L’état de paralysie d’Haïti : Comment briser la relation mortelle entre la politique et le crime…

Ariel Henry, Premier Ministre de facto...

De Foreign Affairs,

Washington-DC, vendredi 22 avril 2022– Après l’assassinat du président Jovenel Moïse en juillet 2021, les Haïtiens se sont retrouvés privés à la fois d’un État fonctionnel et de toute bonne fortune. Un tremblement de terre dévastateur et une tempête tropicale ont frappé juste un mois après le meurtre. En novembre, le carburant, les transports et les fournitures de base se sont taris dans la capitale, Port-au-Prince, alors que les gangs fermaient les ports. La moitié des 11 millions d’habitants d’Haïti ont besoin d’une aide alimentaire. Seulement 1 % de la population est vaccinée contre le COVID-19.

Pourtant, c’est le meurtre violent de Moïse tôt le matin du 7 juillet 2021 qui a incarné et exacerbé les deux défis qui tourmentent le plus obstinément Haïti : un système politique brisé et les liens profonds entre les politiciens et les criminels. Le mandat du défunt président a été entaché par une corruption massive, des penchants autoritaires et des alliances avec des forces criminelles peu recommandables, et le mandat de Moïse avait déjà suscité d’énormes manifestations de rue et une profonde remise en question du système politique. Sa mort bouleversa les lignes de succession constitutionnelles et laissa Haïti divisé sur la question de savoir comment former un nouveau gouvernement.

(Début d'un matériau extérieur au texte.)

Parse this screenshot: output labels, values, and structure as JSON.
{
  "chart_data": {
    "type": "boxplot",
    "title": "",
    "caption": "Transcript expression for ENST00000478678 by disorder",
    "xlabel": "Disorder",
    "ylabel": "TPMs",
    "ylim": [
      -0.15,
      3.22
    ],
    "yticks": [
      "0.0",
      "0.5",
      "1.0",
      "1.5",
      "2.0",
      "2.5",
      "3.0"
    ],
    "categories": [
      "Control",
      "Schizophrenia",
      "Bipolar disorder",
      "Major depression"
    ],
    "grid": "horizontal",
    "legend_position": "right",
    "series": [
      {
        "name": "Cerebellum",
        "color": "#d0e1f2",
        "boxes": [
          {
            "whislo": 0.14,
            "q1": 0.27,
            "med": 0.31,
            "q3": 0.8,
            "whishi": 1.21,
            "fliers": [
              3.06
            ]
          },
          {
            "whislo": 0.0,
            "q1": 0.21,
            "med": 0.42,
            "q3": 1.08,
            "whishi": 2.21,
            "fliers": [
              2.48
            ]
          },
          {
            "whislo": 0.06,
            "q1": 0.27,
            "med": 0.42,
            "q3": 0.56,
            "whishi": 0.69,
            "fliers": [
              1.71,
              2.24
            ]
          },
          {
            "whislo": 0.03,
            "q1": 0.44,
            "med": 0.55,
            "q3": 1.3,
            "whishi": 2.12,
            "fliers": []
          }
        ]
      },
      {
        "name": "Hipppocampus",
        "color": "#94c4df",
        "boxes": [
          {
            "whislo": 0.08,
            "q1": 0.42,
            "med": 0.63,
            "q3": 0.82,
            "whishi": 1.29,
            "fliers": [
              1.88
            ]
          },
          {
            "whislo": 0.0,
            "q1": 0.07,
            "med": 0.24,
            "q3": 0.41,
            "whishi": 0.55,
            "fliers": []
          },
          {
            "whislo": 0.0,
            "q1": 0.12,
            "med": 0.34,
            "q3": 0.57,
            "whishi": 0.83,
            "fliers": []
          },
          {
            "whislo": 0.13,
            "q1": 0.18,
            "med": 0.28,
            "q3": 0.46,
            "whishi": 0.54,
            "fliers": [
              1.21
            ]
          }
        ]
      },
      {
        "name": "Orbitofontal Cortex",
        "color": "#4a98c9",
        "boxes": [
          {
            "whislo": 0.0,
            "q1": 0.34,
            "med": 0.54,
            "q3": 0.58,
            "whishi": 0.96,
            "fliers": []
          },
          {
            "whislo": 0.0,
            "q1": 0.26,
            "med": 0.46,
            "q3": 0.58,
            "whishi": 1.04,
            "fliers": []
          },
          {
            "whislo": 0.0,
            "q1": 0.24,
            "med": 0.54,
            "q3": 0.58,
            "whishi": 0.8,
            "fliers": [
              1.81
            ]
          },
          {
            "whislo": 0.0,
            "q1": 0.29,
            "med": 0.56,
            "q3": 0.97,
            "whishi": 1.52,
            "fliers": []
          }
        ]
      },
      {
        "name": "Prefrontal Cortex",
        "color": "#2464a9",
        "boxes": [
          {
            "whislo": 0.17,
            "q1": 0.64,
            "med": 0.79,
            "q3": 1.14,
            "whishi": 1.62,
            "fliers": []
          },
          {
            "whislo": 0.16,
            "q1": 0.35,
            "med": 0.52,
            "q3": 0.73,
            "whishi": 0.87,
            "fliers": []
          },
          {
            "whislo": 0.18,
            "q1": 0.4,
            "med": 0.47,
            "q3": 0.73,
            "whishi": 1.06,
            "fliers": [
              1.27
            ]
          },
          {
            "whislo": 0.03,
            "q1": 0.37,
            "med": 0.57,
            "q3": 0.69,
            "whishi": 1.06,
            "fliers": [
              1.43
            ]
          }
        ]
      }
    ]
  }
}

En plus de mettre en évidence le dysfonctionnement politique du pays, l’assassinat reflète les transactions obscures et les toiles d’impunité qui unissent le monde visible de la politique et des affaires d’Haïti avec son monde souterrain de gangs lourdement armés, de policiers véreux et de syndicats criminels. De manière flagrante, le service de sécurité de Moïse n’a pas riposté contre les intrus, et les hommes embauchés pour mener à bien le meurtre n’ont pas préparé de plans d’évasion. Bien que 43 personnes soient toujours en état d’arrestation dans le cadre d’une enquête de grande envergure, dont une vingtaine de mercenaires colombiens, l’enquête en Haïti est au point mort, et seuls le FBI et certains médias internationaux semblent pleinement déterminés à trouver les cerveaux derrière l’assassinat.

Parce que le dysfonctionnement politique d’Haïti et la prise de pouvoir criminelle se renforcent mutuellement, il est difficile de dire quel problème doit être résolu avant l’autre. Mais il semble peu probable qu’Haïti devienne un endroit plus sûr s’il ne s’attaque pas d’abord à sa crise politique. Aujourd’hui, le pays est dans un état de paralysie. Son premier ministre, Ariel Henry, qui manque de légitimité aux yeux de nombreux Haïtiens, a fait peu de progrès dans l’organisation de nouvelles élections. Une large coalition de la société civile et de groupes politiques exigent qu’il quitte ses fonctions et ont présenté au pays un plan de transition alternatif. Bien qu’il soit devenu clair que pour réduire la violence, le pays a besoin d’un plan largement soutenu pour établir un gouvernement fonctionnel, aucune des parties n’a fait d’efforts significatifs pour trouver un terrain d’entente. Les partenaires internationaux d’Haïti devraient continuer à insister sur l’urgence et la primauté de forger un accord politique.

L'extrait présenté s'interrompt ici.